Dès lors, plusieurs études invitent à recourir à une supplémentation à haute dose en vitamine C ( 1 000 mg/jour) pour optimiser le processus cicatriciel des tendons (8–11). En revanche, le niveau de preuve est faible. On ne peut donc pas en tirer une ligne directrice claire pour la pratique.
Oméga-3
Anti-inflammatoires à éviter
Pour les tendinopathies comme pour les blessures aiguës ou traumatiques, les anti-inflammatoires sont à éviter, car ils peuvent entraver l’assimilation de certaines vitamines et de certains nutriments, en plus d’altérer la diversité du microbiote.
Comme beaucoup d’études en nutrition, celles qui concernent la supplémentation évaluent l’effet isolé d’une substance sur une situation, sans prendre en considération le contexte et le terrain individuel dans lequel cette supplémentation est effectuée. Or il existe une grande diversité de diètes, chacune associée à des statuts en macronutriments et en micronutriments qui varient beaucoup d’une personne à une autre.

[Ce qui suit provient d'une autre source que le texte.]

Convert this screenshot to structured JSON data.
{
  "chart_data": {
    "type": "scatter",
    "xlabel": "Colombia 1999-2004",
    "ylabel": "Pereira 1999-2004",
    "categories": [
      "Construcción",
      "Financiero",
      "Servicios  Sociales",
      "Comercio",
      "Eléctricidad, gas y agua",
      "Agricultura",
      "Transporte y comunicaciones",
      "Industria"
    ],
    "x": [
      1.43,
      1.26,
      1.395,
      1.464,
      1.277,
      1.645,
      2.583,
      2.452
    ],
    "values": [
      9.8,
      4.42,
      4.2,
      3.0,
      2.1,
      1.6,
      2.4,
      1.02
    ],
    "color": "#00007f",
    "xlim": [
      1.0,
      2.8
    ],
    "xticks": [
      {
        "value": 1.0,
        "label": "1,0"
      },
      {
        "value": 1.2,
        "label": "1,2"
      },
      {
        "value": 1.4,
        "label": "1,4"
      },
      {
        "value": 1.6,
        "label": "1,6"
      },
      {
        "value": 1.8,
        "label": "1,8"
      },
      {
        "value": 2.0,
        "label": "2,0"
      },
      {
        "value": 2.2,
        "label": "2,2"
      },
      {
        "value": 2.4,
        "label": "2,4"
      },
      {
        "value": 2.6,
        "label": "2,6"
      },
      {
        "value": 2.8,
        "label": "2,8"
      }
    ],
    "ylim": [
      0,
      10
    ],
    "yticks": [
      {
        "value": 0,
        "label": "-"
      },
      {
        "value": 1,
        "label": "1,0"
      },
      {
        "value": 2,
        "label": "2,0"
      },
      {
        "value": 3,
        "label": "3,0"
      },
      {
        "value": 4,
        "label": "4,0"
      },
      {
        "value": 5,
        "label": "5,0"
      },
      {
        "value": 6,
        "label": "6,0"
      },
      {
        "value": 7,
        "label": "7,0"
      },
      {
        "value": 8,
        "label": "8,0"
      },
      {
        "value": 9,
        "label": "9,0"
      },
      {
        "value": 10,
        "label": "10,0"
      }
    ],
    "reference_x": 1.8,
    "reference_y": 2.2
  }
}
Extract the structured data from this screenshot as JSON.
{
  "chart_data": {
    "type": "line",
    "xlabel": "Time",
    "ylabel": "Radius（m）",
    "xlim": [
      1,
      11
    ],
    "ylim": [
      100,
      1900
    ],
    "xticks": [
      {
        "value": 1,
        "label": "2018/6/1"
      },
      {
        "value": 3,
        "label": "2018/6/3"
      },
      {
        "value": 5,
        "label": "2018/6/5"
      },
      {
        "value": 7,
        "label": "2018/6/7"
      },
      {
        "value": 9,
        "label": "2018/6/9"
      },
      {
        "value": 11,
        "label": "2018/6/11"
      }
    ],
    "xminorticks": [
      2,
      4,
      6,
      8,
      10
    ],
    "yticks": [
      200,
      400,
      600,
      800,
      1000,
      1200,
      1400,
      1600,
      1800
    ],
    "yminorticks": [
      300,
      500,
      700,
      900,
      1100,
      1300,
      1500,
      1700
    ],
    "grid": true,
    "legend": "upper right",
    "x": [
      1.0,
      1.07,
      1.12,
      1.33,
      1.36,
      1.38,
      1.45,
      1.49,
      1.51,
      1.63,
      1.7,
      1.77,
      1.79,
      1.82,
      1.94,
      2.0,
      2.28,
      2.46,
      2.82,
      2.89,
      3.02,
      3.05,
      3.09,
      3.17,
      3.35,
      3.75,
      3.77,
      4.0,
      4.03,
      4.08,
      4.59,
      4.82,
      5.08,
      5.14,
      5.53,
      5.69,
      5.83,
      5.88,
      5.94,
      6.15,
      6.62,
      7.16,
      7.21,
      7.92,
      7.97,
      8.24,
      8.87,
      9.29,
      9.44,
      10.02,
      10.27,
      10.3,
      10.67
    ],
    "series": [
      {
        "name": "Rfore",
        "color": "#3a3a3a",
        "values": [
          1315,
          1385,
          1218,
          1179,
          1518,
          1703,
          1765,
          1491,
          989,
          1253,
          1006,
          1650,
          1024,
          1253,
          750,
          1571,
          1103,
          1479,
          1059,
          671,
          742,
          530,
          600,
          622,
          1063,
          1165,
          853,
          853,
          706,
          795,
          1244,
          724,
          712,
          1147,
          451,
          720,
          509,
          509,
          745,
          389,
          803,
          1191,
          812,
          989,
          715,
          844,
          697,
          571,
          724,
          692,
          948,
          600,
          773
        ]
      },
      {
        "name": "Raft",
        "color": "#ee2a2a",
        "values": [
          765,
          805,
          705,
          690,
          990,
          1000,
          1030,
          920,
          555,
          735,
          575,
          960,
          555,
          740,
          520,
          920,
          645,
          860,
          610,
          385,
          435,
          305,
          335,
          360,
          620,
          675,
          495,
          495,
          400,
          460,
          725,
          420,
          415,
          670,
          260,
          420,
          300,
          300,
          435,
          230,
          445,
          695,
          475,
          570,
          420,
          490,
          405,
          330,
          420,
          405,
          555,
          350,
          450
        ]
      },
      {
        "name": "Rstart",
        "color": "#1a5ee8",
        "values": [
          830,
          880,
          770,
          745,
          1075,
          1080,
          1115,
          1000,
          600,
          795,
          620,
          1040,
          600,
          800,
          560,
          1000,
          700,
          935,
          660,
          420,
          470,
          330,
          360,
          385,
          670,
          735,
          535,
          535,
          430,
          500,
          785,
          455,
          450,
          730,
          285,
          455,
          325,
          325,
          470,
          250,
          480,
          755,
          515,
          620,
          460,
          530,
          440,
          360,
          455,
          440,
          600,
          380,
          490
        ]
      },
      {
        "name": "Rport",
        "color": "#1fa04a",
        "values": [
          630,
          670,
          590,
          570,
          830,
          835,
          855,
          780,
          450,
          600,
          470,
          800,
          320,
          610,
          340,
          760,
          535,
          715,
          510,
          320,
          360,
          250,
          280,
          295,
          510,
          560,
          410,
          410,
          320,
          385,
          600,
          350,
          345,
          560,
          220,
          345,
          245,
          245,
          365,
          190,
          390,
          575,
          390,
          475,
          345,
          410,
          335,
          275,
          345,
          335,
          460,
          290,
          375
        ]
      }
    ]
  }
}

De plus, même entre deux personnes aux habitudes alimentaires similaires, ces statuts peuvent varier du fait de différents facteurs (p. ex., activité physique, histoire individuelle, héritage familial, génétique, stress, inflammation, microbiote, santé de la muqueuse intestinale).
Étudier les effets de l’alimentation sur les tendinopathies à travers le prisme de la supplémentation est à la fois réducteur et trompeur:
Réducteur, car cette approche sous-estime l’importance des autres facteurs qui structurent et influencent le terrain alimentaire individuel et l’alimentation quotidienne.
Trompeur, car elle laisse croire que la supplémentation peut être une pilule miracle et risque d’occulter une réflexion nécessaire sur les facteurs qui rendaient les tendons vulnérables aux pathologies. Pire, cette approche laisse aussi croire que ces compléments ne peuvent être obtenus que par supplémentation, alors qu’ils devraient avant tout être obtenus par la consommation d’aliments complets.
En somme, les suppléments alimentaires, souvent onéreux, ne devraient être qu’en soutien d’une alimentation déjà optimisée.
Plusieurs études montrent un lien entre un terrain individuel éloigné de l’état d’équilibre (p. ex., un statut en oméga-3 insatisfaisant) et la survenue d’une pathologie tendineuse.
De même, il existe un lien entre un contexte hyperglycémique et la capacité du tendon à revenir à son état d’équilibre 17–19). Autrement dit, la régulation de la glycémie (la concentration de glucose en circulation dans le sang) affecte la capacité du tissu tendineux à tolérer le stress mécanique et à s’y adapter.
La présence d’un taux élevé de masse grasse augmente également le risque de développer une tendinopathie (20). On ignore toutefois si c’est ce taux de masse grasse, ou encore l’hygiène de vie et l’alimentation qui y est associée, ou encore une combinaison de tous ces facteurs, qui accroît le risque de tendinopathie. On sait en revanche que le tissu adipeux a une activité endocrine qui entretient la présence d’un contexte inflammatoire. En ce sens, réduire l’excès de masse grasse et l’inflammation de bas grade en améliorant la qualité de son alimentation est doublement bénéfique pour la santé du tissu tendineux.
Messages-clés à retenir
La quantification du stress mécanique et la remise en contrainte des tendons restent le traitement de choix pour les tendinopathies.
La littérature scientifique évalue l’intérêt de la nutrition sur les tendinopathies avant tout par la supplémentation, mais cette approche est réductrice et trompeuse.
En matière de supplémentation, l’apport en vitamine C paraît le plus pertinent.
Afin de favoriser la guérison d’une tendinopathie, le terrain et le contexte alimentaire peuvent être optimisés par la régulation de la glycémie et du statut en oméga-3, ainsi que par une réduction de la masse grasse et de l’inflammation de bas grade.